The question now is by how much rates will fall—0.5 percentage point, or 0.25 point? The indications from interest-rate futures are split , recently favoring the more aggressive half-percentage-point decrease.

Andrew Hollenhorst, an economist at Citi , leans toward the likelihood the Fed is more cautious on Wednesday, cutting rates by 0.25 percentage points. But he notes that it it is a close call that depends on the dynamics of the bank’s rate-setting committee and the strength or weakness of Tuesday’s retail sales report.

A positive surprise would suggest that both consumers and the labor market remain resilient, paving the way for a more modest cut. If the report comes in well below expectations, however, Fed officials may grow concerned that a weaker labor market is weighing on consumer spending, which could lead to a bigger cut, Hollenhorst added.

Louis Navellier, founder and chief investment officer of the money-management firm Navellier agrees. “In theory, if the August retail sales report is horrible, then a 0.5% Fed key interest rate cut may be forthcoming on Wednesday,” he said.

Economists are expecting retail sales will decline by 0.2% in August from July, according to FactSet. They jumped by a surprising 1% in July .

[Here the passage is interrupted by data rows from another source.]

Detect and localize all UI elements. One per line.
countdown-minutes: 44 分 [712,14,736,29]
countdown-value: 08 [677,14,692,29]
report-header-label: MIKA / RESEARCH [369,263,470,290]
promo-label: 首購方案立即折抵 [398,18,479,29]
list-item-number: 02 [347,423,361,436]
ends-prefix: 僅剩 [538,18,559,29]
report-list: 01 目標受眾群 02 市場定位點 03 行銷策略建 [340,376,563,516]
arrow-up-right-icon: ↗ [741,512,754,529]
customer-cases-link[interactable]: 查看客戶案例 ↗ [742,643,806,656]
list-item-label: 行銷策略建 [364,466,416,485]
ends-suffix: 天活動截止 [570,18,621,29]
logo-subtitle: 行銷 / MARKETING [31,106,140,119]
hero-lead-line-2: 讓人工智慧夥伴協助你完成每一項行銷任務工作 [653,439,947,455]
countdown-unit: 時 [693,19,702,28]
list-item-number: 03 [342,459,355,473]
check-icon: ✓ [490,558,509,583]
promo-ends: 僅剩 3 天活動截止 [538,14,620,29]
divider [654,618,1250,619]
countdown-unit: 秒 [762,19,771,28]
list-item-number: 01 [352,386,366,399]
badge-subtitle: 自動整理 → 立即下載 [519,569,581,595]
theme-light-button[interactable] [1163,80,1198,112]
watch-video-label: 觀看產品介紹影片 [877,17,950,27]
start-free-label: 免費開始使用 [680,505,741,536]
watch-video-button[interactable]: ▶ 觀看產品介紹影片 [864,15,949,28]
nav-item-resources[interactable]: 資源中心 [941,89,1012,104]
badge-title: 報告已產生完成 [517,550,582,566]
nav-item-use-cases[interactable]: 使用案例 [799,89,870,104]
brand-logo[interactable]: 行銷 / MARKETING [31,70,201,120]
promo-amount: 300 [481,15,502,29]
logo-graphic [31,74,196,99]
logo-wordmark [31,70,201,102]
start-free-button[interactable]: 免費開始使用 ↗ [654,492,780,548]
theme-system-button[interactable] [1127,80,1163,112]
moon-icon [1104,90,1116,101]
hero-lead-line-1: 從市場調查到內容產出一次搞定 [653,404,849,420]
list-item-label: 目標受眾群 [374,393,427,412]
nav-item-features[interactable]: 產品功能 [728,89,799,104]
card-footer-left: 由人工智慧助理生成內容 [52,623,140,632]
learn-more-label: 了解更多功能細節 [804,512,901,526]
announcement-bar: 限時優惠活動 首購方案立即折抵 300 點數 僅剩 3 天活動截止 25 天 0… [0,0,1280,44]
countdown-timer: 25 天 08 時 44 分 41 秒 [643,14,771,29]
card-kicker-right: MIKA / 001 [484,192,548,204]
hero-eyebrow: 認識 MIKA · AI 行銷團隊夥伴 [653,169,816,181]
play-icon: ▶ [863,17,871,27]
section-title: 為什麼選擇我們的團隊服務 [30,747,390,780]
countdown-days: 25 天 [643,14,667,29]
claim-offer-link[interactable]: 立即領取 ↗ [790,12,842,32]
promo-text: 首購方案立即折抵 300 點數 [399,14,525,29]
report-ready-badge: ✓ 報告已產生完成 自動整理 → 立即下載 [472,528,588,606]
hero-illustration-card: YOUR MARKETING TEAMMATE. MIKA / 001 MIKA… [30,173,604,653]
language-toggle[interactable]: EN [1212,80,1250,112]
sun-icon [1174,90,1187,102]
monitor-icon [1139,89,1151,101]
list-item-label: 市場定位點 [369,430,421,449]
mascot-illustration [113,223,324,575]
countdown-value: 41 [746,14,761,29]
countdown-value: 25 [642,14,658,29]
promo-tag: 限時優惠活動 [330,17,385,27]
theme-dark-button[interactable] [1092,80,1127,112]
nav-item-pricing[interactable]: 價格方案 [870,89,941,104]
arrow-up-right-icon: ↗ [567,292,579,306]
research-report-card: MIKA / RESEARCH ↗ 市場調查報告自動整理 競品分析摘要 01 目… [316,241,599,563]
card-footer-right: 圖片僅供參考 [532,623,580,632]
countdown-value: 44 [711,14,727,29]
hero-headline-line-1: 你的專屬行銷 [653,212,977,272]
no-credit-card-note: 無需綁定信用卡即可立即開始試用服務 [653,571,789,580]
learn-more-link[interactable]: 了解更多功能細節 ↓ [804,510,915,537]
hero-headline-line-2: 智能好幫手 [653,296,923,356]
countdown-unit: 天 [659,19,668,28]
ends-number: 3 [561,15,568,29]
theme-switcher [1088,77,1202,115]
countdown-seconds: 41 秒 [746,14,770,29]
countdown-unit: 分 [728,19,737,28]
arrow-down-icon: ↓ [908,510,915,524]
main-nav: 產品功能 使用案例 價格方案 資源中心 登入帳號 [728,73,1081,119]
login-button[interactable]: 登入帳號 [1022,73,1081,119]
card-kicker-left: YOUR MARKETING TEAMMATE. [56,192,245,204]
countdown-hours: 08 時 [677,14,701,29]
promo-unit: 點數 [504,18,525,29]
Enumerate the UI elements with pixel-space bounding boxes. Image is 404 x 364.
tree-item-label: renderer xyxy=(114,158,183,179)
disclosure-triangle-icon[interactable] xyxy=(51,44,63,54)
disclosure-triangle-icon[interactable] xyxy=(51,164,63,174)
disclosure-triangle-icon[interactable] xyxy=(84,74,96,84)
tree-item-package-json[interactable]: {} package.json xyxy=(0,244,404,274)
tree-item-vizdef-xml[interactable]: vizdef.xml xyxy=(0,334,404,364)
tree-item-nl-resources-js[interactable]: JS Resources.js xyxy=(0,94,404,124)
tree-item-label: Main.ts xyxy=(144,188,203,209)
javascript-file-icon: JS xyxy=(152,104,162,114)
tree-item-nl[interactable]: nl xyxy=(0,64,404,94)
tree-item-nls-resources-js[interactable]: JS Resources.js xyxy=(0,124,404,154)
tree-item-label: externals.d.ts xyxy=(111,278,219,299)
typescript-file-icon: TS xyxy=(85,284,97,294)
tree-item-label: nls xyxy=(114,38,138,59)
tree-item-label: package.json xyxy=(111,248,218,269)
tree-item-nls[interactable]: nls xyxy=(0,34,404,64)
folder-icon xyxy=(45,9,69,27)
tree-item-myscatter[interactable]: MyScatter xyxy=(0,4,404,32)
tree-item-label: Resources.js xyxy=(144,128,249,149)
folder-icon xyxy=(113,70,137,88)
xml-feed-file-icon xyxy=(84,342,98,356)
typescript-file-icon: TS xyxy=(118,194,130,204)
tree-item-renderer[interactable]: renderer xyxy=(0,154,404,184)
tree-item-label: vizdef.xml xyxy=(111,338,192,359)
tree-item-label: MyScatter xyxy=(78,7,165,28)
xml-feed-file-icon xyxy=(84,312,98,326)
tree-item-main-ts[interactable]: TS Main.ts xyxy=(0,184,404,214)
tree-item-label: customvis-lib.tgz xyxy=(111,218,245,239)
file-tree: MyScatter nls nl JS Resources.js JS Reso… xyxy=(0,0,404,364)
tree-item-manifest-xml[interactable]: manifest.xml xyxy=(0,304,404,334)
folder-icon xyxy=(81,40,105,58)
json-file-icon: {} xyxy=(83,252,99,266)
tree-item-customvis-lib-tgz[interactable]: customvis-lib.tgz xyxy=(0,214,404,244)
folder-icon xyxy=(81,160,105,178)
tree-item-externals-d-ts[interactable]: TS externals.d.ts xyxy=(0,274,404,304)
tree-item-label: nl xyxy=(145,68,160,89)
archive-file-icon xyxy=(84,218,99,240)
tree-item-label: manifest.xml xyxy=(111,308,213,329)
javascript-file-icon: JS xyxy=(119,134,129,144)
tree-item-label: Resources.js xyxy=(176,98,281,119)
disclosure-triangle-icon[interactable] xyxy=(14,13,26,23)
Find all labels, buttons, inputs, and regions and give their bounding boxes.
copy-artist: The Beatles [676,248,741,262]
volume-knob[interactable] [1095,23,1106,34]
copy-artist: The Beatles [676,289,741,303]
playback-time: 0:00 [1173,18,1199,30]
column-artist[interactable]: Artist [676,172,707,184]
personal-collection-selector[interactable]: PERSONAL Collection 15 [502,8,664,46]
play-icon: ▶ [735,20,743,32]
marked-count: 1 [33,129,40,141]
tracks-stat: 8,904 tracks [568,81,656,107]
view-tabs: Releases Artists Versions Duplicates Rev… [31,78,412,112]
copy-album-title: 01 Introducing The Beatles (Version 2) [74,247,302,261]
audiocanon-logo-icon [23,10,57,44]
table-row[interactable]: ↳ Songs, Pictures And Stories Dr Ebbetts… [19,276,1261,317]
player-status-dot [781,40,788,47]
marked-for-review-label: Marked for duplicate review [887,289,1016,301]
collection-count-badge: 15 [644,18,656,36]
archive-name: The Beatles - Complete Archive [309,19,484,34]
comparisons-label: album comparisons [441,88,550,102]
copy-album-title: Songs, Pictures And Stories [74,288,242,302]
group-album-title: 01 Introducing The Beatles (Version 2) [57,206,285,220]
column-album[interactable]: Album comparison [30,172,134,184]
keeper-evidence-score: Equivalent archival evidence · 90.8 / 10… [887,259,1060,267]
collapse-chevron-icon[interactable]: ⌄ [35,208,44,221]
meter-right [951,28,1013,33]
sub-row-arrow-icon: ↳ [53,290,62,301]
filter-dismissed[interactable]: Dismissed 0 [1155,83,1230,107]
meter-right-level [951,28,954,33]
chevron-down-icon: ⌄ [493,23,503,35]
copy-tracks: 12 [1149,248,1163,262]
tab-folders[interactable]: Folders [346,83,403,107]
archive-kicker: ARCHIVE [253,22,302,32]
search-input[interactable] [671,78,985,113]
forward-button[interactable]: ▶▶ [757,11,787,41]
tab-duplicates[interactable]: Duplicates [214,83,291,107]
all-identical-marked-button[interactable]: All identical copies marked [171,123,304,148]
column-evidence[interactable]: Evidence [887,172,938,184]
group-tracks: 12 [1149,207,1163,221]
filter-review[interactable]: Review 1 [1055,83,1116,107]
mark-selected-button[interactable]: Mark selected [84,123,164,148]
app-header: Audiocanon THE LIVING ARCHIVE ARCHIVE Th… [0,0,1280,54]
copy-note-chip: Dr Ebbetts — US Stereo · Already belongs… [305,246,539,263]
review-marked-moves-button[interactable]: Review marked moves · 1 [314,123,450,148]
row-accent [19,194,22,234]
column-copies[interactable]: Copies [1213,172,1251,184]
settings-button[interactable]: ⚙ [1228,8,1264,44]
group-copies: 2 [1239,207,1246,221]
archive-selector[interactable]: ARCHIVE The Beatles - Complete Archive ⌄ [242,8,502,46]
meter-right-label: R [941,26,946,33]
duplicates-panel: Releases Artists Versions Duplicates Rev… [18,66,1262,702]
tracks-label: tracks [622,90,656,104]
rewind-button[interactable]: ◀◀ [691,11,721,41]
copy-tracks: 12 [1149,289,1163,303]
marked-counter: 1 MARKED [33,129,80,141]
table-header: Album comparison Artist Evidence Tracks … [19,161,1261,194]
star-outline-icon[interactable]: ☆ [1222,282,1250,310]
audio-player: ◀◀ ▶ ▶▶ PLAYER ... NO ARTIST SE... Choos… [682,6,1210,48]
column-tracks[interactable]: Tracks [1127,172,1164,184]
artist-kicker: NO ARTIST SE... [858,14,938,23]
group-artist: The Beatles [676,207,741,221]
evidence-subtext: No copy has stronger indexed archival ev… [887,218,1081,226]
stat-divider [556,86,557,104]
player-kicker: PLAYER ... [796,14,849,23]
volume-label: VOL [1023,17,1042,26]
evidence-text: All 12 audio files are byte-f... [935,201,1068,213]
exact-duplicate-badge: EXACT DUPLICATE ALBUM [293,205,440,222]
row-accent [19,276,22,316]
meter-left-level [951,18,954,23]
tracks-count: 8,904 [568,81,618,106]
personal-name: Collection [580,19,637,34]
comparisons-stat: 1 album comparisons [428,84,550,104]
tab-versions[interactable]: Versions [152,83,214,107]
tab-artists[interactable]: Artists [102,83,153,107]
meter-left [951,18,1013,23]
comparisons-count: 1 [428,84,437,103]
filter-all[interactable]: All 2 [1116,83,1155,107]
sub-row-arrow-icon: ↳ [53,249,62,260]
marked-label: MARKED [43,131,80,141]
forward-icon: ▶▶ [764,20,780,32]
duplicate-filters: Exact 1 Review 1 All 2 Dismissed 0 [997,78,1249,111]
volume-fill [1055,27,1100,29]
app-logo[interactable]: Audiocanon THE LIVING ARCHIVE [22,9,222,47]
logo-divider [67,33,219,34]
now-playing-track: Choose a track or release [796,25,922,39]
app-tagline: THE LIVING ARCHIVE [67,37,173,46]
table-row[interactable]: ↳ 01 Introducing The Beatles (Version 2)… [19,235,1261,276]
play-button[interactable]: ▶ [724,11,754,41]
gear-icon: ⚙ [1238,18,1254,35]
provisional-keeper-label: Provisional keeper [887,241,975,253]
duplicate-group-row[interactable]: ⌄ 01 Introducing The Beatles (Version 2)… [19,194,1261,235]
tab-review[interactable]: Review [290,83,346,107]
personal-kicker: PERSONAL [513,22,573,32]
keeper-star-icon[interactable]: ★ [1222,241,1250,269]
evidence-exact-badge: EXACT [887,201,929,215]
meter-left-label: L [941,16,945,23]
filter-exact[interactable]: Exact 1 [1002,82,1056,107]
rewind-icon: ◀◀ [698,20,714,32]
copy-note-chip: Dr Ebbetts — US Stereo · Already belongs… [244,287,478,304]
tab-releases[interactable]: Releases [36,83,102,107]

Lower gasoline prices and car sales will likely drag the headline number lower. Indeed, stripping out car and gas sales, retail sales are projected to increase by about 0.3% month over month.

Yet there is growing concern that even excluding autos and gas sales, the sales figure will be soft. While spending was remarkably strong in July, the Fed’s latest Beige Book flagged that consumer spending ticked down in August, points out Bill Adams, chief economist for Comerica Bank . Many retailers, particularly those catering to lower-income shoppers, have warned that Americans are being cautious and exceedingly choosy about what they are buying and where.

The impact of the retail sales report will likely extend beyond the immediate rate cut. The insights it contains about U.S. consumers will also factor into the Fed’s quarterly update to its Summary of Economic Projections, containing officials’ latest forecasts for the U.S. economy, inflation, and near-term interest rates.

The so-called dot plot , which charts the individual interest-rate projections of the seven members of the Fed’s board of governors and the 12 regional Fed presidents, is always closely watched as investors try to chart the Fed’s future actions.

Hollenhorst believes the median dot showing where rates will be at the end of 2024 should show “at least” 0.75 percentage-point of cuts, factoring in 0.25 point at each meeting through the end of the year. But it is likely that officials will leave the door open for more cuts in case data on the job market or consumer spending sour faster than expected.